Building of the suspension does take some work, and while alot of the parts on the sprues look alike, you really need to pay attention to part numbers.  Again the fit is good, and it looks(so far) that everything is lining up really well.



Next up is building of the LARGE engine, that does almost look like a kit in itself.

Friday, October 30, 2015

Dirty Tires

Here is a method I use for making tire look dirty, where the dust and dirt collect in the treads.  To start I mix a slurry of water and pigments, in this case using Mig Dried Mud.  The slurry should not be to thick, I like to have it runny as to get into all the crevices.

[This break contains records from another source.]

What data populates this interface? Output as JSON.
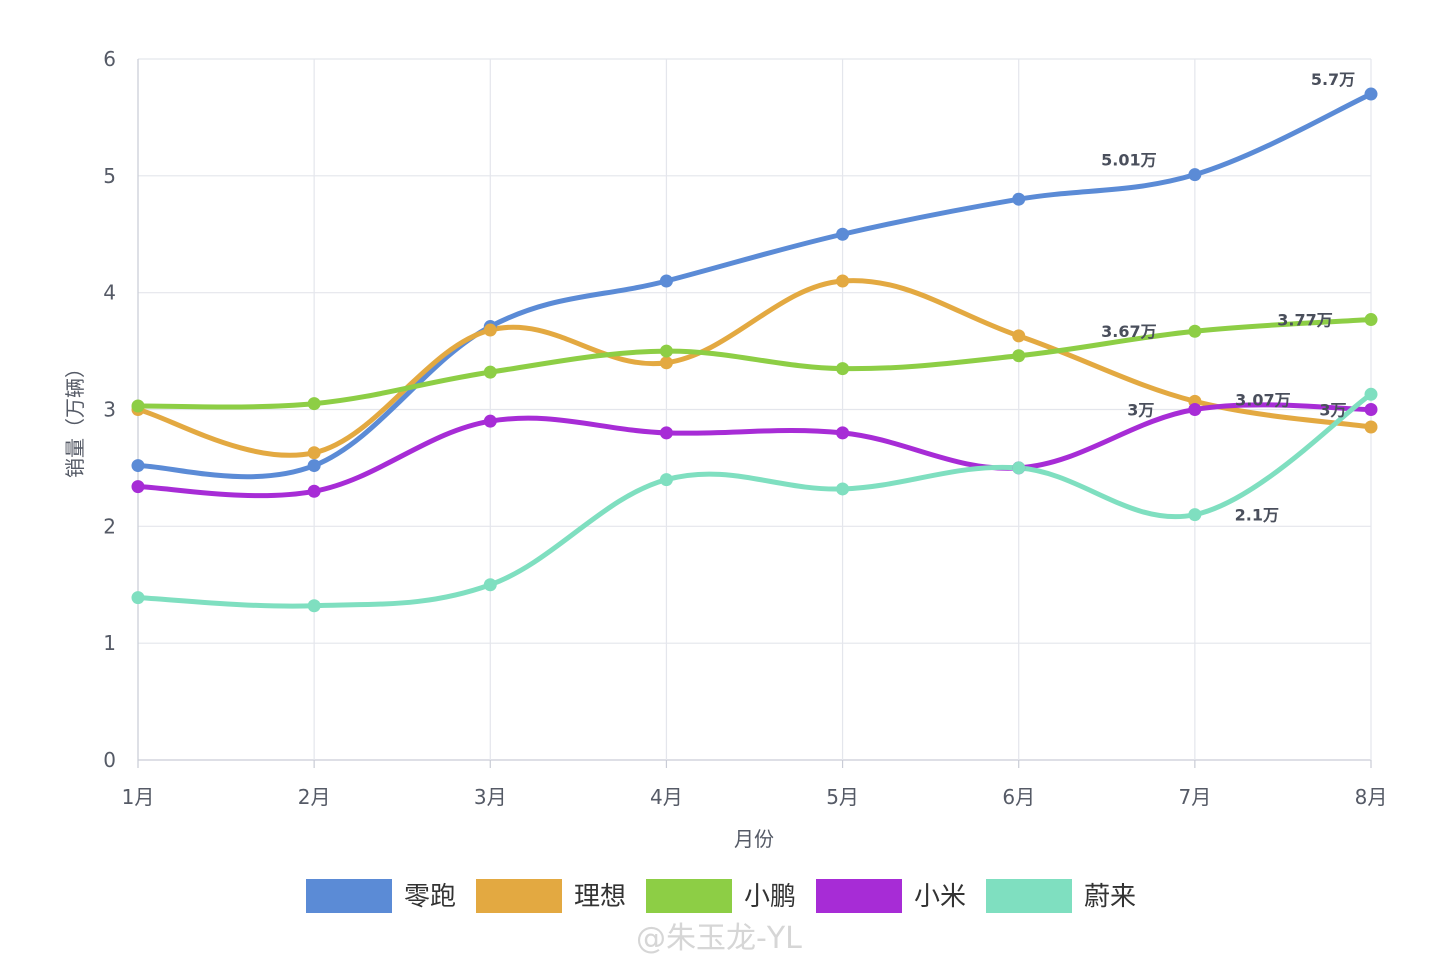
{
  "chart_data": {
    "type": "line",
    "smooth": true,
    "title": "",
    "xlabel": "月份",
    "ylabel": "销量（万辆）",
    "ylim": [
      0,
      6
    ],
    "yticks": [
      0,
      1,
      2,
      3,
      4,
      5,
      6
    ],
    "grid": true,
    "legend_position": "bottom",
    "categories": [
      "1月",
      "2月",
      "3月",
      "4月",
      "5月",
      "6月",
      "7月",
      "8月"
    ],
    "series": [
      {
        "name": "零跑",
        "color": "#5b8bd6",
        "values": [
          2.52,
          2.52,
          3.71,
          4.1,
          4.5,
          4.8,
          5.01,
          5.7
        ]
      },
      {
        "name": "理想",
        "color": "#e3a941",
        "values": [
          3.0,
          2.63,
          3.68,
          3.4,
          4.1,
          3.63,
          3.07,
          2.85
        ]
      },
      {
        "name": "小鹏",
        "color": "#8dce45",
        "values": [
          3.03,
          3.05,
          3.32,
          3.5,
          3.35,
          3.46,
          3.67,
          3.77
        ]
      },
      {
        "name": "小米",
        "color": "#a72cd6",
        "values": [
          2.34,
          2.3,
          2.9,
          2.8,
          2.8,
          2.5,
          3.0,
          3.0
        ]
      },
      {
        "name": "蔚来",
        "color": "#7fdfc0",
        "values": [
          1.39,
          1.32,
          1.5,
          2.4,
          2.32,
          2.5,
          2.1,
          3.13
        ]
      }
    ],
    "annotations": [
      {
        "text": "5.7万",
        "series": "零跑",
        "category": "8月"
      },
      {
        "text": "5.01万",
        "series": "零跑",
        "category": "7月"
      },
      {
        "text": "3.67万",
        "series": "小鹏",
        "category": "7月"
      },
      {
        "text": "3.77万",
        "series": "小鹏",
        "category": "8月"
      },
      {
        "text": "3万",
        "series": "小米",
        "category": "7月"
      },
      {
        "text": "3.07万",
        "series": "理想",
        "category": "7月"
      },
      {
        "text": "3万",
        "series": "小米",
        "category": "8月"
      },
      {
        "text": "2.1万",
        "series": "蔚来",
        "category": "7月"
      }
    ]
  },
  "watermark": {
    "text": "@朱玉龙-YL"
  }
}
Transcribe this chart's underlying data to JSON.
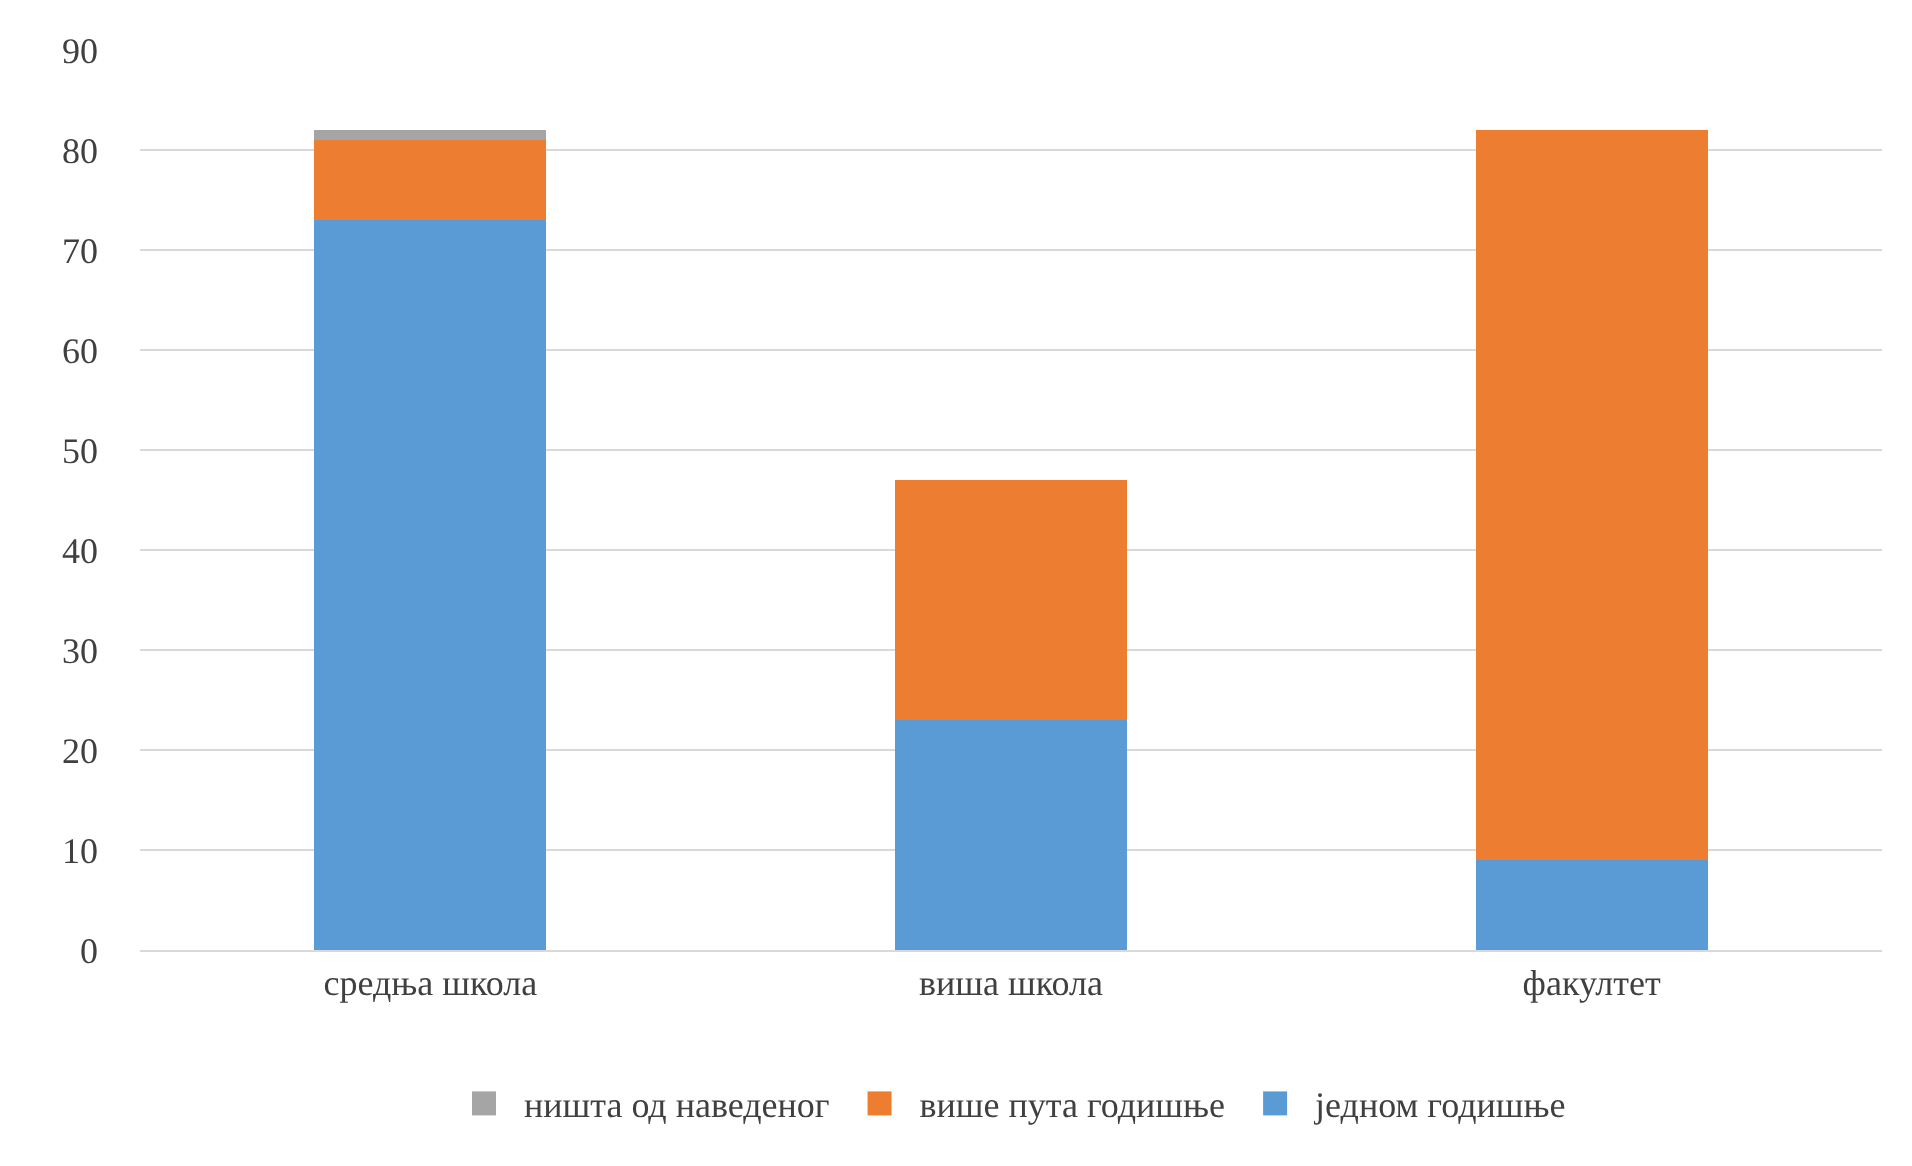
{
  "chart_data": {
    "type": "bar",
    "stacked": true,
    "categories": [
      "средња школа",
      "виша школа",
      "факултет"
    ],
    "series": [
      {
        "name": "једном годишње",
        "color": "#5b9bd5",
        "values": [
          73,
          23,
          9
        ]
      },
      {
        "name": "више пута годишње",
        "color": "#ed7d31",
        "values": [
          8,
          24,
          73
        ]
      },
      {
        "name": "ништа од наведеног",
        "color": "#a5a5a5",
        "values": [
          1,
          0,
          0
        ]
      }
    ],
    "ylim": [
      0,
      90
    ],
    "yticks": [
      0,
      10,
      20,
      30,
      40,
      50,
      60,
      70,
      80,
      90
    ],
    "grid": "y",
    "legend": "bottom"
  }
}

Next is to coat the wheel with the slurry, making sure to get it into the crevices, treads, and all areas you want to have the dirt showing.  I also apply the slurry into the wheel wheel and bottom of model.









Then you have to let it dry, I usually give it about an hour.


After that you can rub off the excess, I use a my thumb or finger, to be able to get the right pressure
and have better control taking off just what I want.  You can also use a stiff brush to change the effect and pattern in some areas, like the hub.


Thursday, October 29, 2015

Removing Small Parts

Sometimes removing small, fine, and/or delicate parts from a sprue can be disastrous.  Using clipper, snips or a hobby knife can damage the part, or even break it.  A good solution to this is to get and use a good razor saw.  Carefully cutting the part of the sprue using a razor saw can help save the part and get it off the sprue without damage.


The razor saws I use are from RB Models.  The set comes with a photo-etched clip to hold the saw that will fit into almost any hobby knife handle.  The blades are thin and sharp.  I prefer to use the fine blades, as you can control the cut better, especially with delicate parts.